Session 1024: The 'Rules of the Game' in Socio-Political Interactions

Wednesday 11 July 2012, 09.00-10.30

Moderator/Chair:Irina Metzler, Centre for Medieval & Early Modern Research (MEMO), Swansea University / Projekt 'Homo Debilis', Universität Bremen
Paper 1024-aThe Rules of the Game Have Changed: Charlemagne's Admonitio Generalis (789) and the Hierarchical Ordering of Society
(Language: English)
Mary Alberi, Department of History, Pace University, New York
Index terms: Ecclesiastical History, Political Thought, Religious Life
Paper 1024-bThe Rules of the Game: Re-Enactors and Fealty
(Language: English)
Kristina Hildebrand, Akademin för lärande, humaniora och samhälle, Högskolan i Halmstad
Index terms: Law, Medievalism and Antiquarianism
Abstract

Paper -a:
My paper explores the rules contained in Charlemagne's programmatic capitulary, the Admonitio generalis (789).

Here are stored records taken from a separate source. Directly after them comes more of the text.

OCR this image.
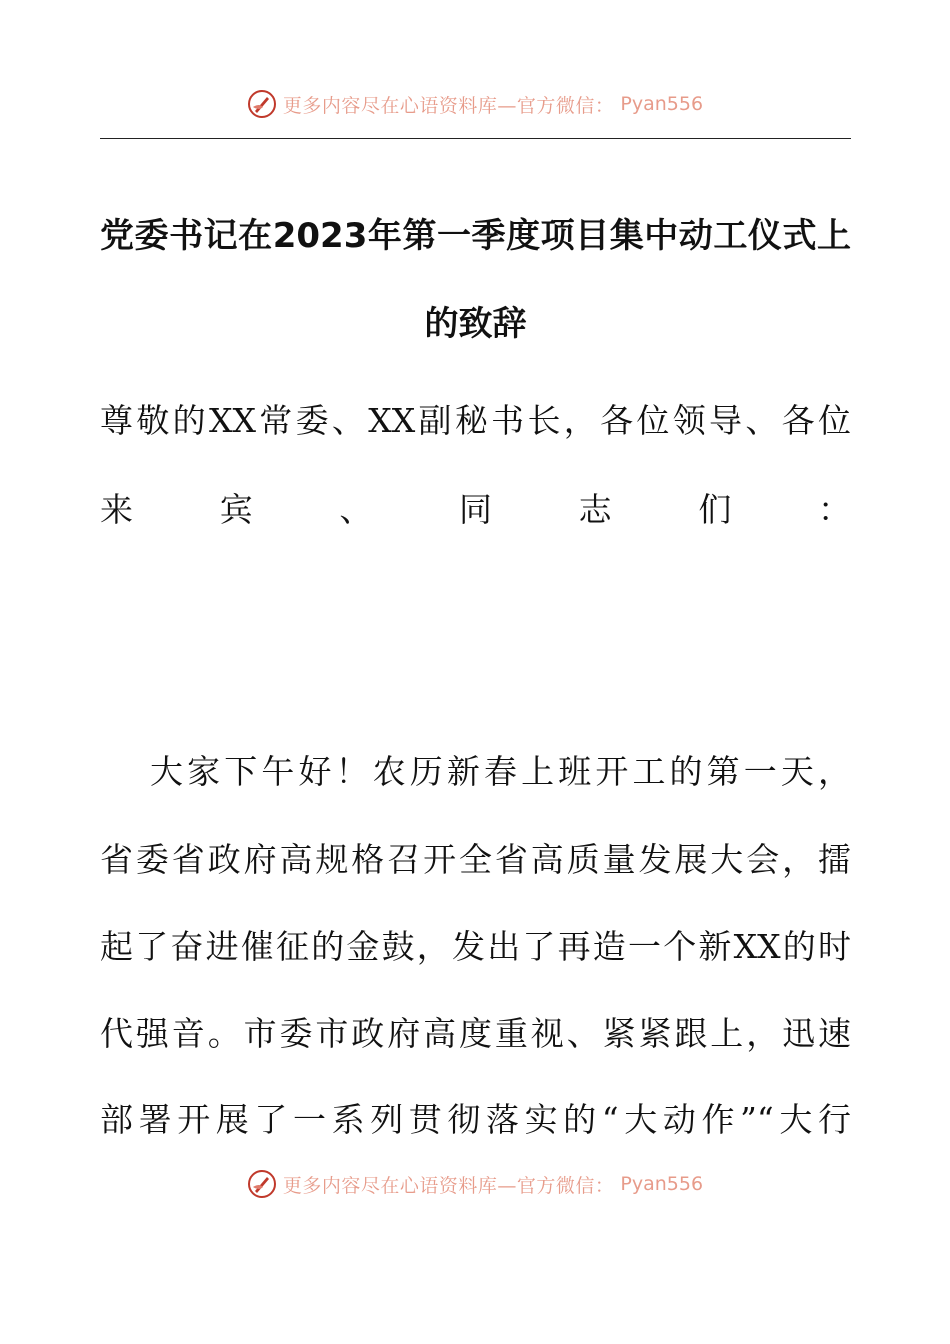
更多内容尽在心语资料库—官方微信： Pyan556
党委书记在2023年第一季度项目集中动工仪式上
的致辞
尊敬的XX常委、XX副秘书长，各位领导、各位
来宾、同志们：
大家下午好！农历新春上班开工的第一天，
省委省政府高规格召开全省高质量发展大会，擂
起了奋进催征的金鼓，发出了再造一个新XX的时
代强音。市委市政府高度重视、紧紧跟上，迅速
部署开展了一系列贯彻落实的“大动作”“大行
更多内容尽在心语资料库—官方微信： Pyan556
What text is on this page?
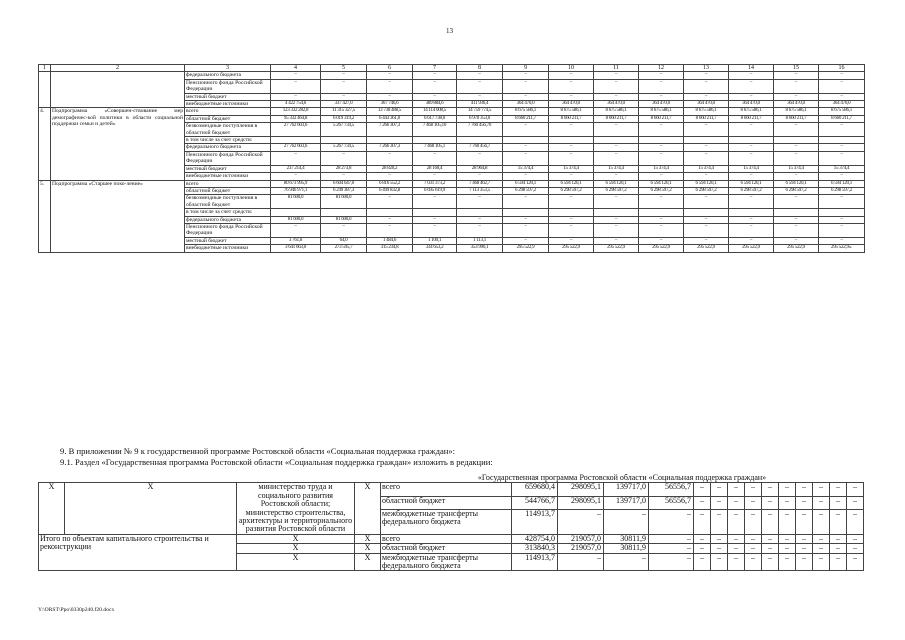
13
1	2	3	4	5	6	7	8	9	10	11	12	13	14	15	16
		федерального бюджета	–	–	–	–	–	–	–	–	–	–	–	–	–
		Пенсионного фонда Российской Федерации	–	–	–	–	–	–	–	–	–	–	–	–	–
		местный бюджет	–	–	–	–	–	–	–	–	–	–	–	–	–
		внебюджетные источники	4 422 754,6	337 427,0	367 746,6	389 884,6	411 936,4	364 470,0	364 470,0	364 470,0	364 470,0	364 470,0	364 470,0	364 470,0	364 470,0
4.	Подпрограмма «Совершен-ствование мер демографичес-кой политики в области социальной поддержки семьи и детей»	всего	123 332 282,8	11 315 327,5	13 738 488,5	14 114 008,5	14 759 774,5	8 675 586,1	8 675 586,1	8 675 586,1	8 675 586,1	8 675 586,1	8 675 586,1	8 675 586,1	8 675 586,1
		областной бюджет	95 332 464,8	6 019 319,2	6 443 361,0	6 617 738,0	6 970 353,0	8 660 211,7	8 660 211,7	8 660 211,7	8 660 211,7	8 660 211,7	8 660 211,7	8 660 211,7	8 660 211,7
		безвозмездные поступления в областной бюджет	27 762 603,6	5 267 734,5	7 266 307,3	7 468 105,10	7 760 456,70	–	–	–	–	–	–	–	–
		в том числе за счет средств:													
		федерального бюджета	27 762 603,6	5 267 734,5	7 266 307,3	7 468 105,1	7 760 456,7	–	–	–	–	–	–	–	–
		Пенсионного фонда Российской Федерации	–	–	–	–	–	–	–	–	–	–	–	–	–
		местный бюджет	237 214,4	28 273,8	28 820,2	28 160,4	28 964,8	15 374,4	15 374,4	15 374,4	15 374,4	15 374,4	15 374,4	15 374,4	15 374,4
		внебюджетные источники	–	–	–	–	–	–	–	–	–	–	–	–	–
5.	Подпрограмма «Старшее поко-ление»	всего	80 673 995,9	6 604 647,0	6 816 552,2	7 031 373,2	7 468 462,7	6 594 120,1	6 594 120,1	6 594 120,1	6 594 120,1	6 594 120,1	6 594 120,1	6 594 120,1	6 594 120,1
		областной бюджет	76 946 971,1	6 249 387,3	6 499 832,8	6 695 619,9	7 113 353,5	6 298 597,2	6 298 597,2	6 298 597,2	6 298 597,2	6 298 597,2	6 298 597,2	6 298 597,2	6 298 597,2
		безвозмездные поступления в областной бюджет	81 600,0	81 600,0	–	–	–	–	–	–	–	–	–	–	–
		в том числе за счет средств:													
		федерального бюджета	81 600,0	81 600,0	–	–	–	–	–	–	–	–	–	–	–
		Пенсионного фонда Российской Федерации	–	–	–	–	–	–	–	–	–	–	–	–	–
		местный бюджет	3 761,8	64,0	1 484,6	1 100,1	1 113,1	–	–	–	–	–	–	–	–
		внебюджетные источники	3 641 663,0	273 595,7	315 234,8	334 653,2	353 996,1	295 522,9	295 522,9	295 522,9	295 522,9	295 522,9	295 522,9	295 522,9	295 522,9».
9. В приложении № 9 к государственной программе Ростовской области «Социальная поддержка граждан»:
9.1. Раздел «Государственная программа Ростовской области «Социальная поддержка граждан» изложить в редакции:
				«Государственная программа Ростовской области «Социальная поддержка граждан»														
X	X	министерство труда и социального развития Ростовской области; министерство строительства, архитектуры и территориального развития Ростовской области	X	всего	659680,4	298095,1	139717,0	56556,7	–	–	–	–	–	–	–	–	–	–
				областной бюджет	544766,7	298095,1	139717,0	56556,7	–	–	–	–	–	–	–	–	–	–
				межбюджетные трансферты федерального бюджета	114913,7	–	–	–	–	–	–	–	–	–	–	–	–	–
Итого по объектам капитального строительства и реконструкции		X	X	всего	428754,0	219057,0	30811,9	–	–	–	–	–	–	–	–	–	–	–
		X	X	областной бюджет	313840,3	219057,0	30811,9	–	–	–	–	–	–	–	–	–	–	–
		X	X	межбюджетные трансферты федерального бюджета	114913,7	–	–	–	–	–	–	–	–	–	–	–	–	–
Y:\ORST\Ppo\0330p240.f20.docx
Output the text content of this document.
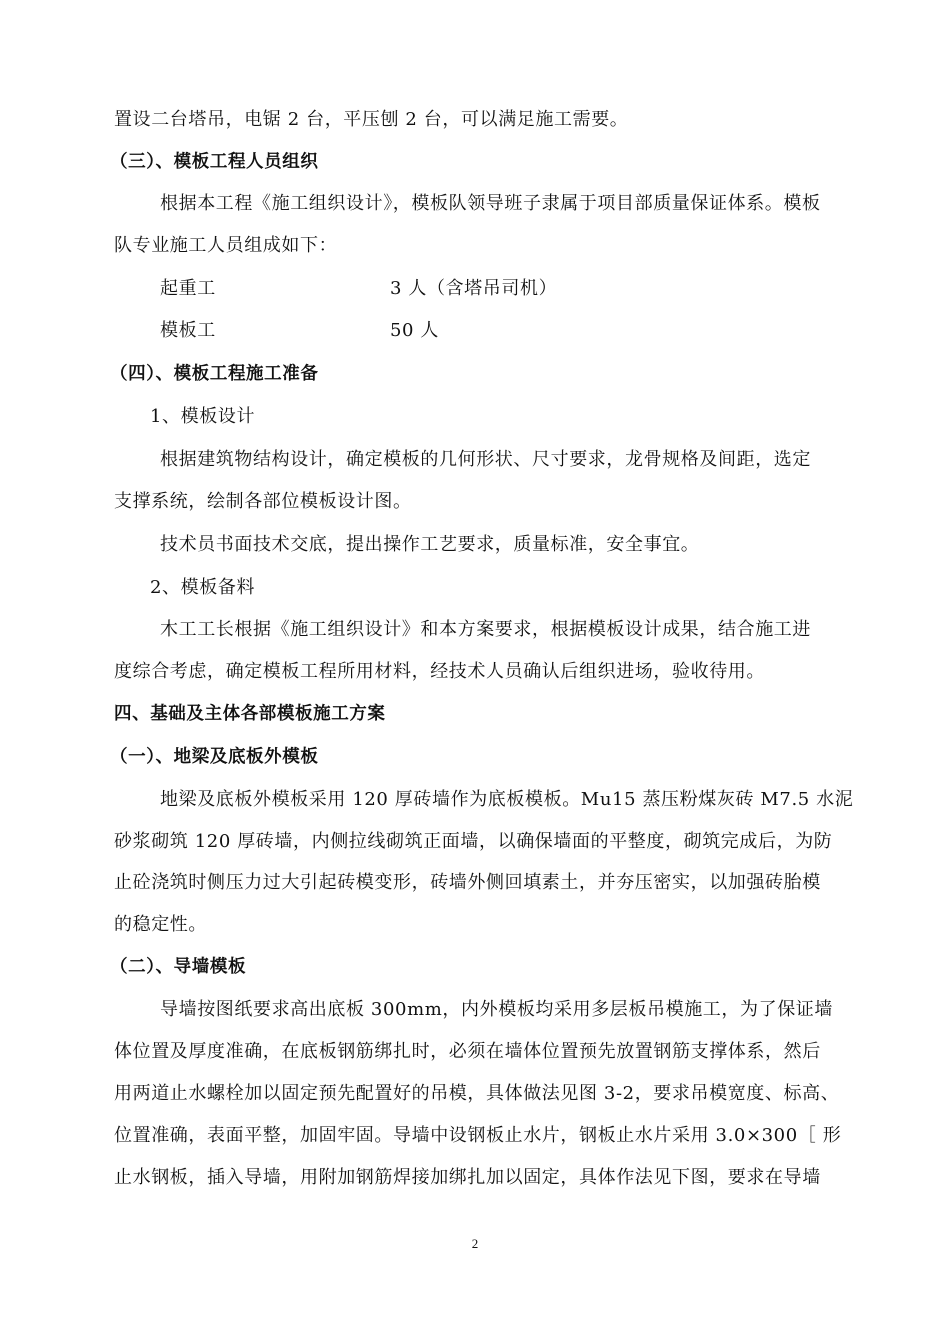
置设二台塔吊，电锯 2 台，平压刨 2 台，可以满足施工需要。
（三）、模板工程人员组织
根据本工程《施工组织设计》，模板队领导班子隶属于项目部质量保证体系。模板
队专业施工人员组成如下：
起重工	3 人（含塔吊司机）
模板工	50 人
（四）、模板工程施工准备
1、模板设计
根据建筑物结构设计，确定模板的几何形状、尺寸要求，龙骨规格及间距，选定
支撑系统，绘制各部位模板设计图。
技术员书面技术交底，提出操作工艺要求，质量标准，安全事宜。
2、模板备料
木工工长根据《施工组织设计》和本方案要求，根据模板设计成果，结合施工进
度综合考虑，确定模板工程所用材料，经技术人员确认后组织进场，验收待用。
四、基础及主体各部模板施工方案
（一）、地梁及底板外模板
地梁及底板外模板采用 120 厚砖墙作为底板模板。Mu15 蒸压粉煤灰砖 M7.5 水泥
砂浆砌筑 120 厚砖墙，内侧拉线砌筑正面墙，以确保墙面的平整度，砌筑完成后，为防
止砼浇筑时侧压力过大引起砖模变形，砖墙外侧回填素土，并夯压密实，以加强砖胎模
的稳定性。
（二）、导墙模板
导墙按图纸要求高出底板 300mm，内外模板均采用多层板吊模施工，为了保证墙
体位置及厚度准确，在底板钢筋绑扎时，必须在墙体位置预先放置钢筋支撑体系，然后
用两道止水螺栓加以固定预先配置好的吊模，具体做法见图 3-2，要求吊模宽度、标高、
位置准确，表面平整，加固牢固。导墙中设钢板止水片，钢板止水片采用 3.0×300［ 形
止水钢板，插入导墙，用附加钢筋焊接加绑扎加以固定，具体作法见下图，要求在导墙
2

Drawing on Mary Douglas's definitions of enclave and hierarchical cultures, my paper suggests the Admonitio generalis balances two models of Christian society. Rules promoting hierarchy ordered clergy, monks, and populus in disciplined ranks supervised by king, bishops, counts and missi dominici. Strict discipline made the populus a sanctified enclave, set apart from the profane world. This combination of hierarchy and enclave biases suited Charlemagne's political and ideological goals: consolidating his authority, while providing his regime with religious justification.

Paper -b:
In re-enactment groups, fealty is often sworn and received, in imitation of a feudal world. The procedure is invested with various meanings, often with a clear desire to mark it both as significant and as different from life-long fealty. In the oaths, these boundaries are often explicitly set. I will investigate, through interviews, a number of issues surrounding the modern re-enactor's fealty, such as how the re-enactor understands medieval fealty; how this understanding colours their own experience of fealty, and how significant fealty is to their understanding of the Middle Ages.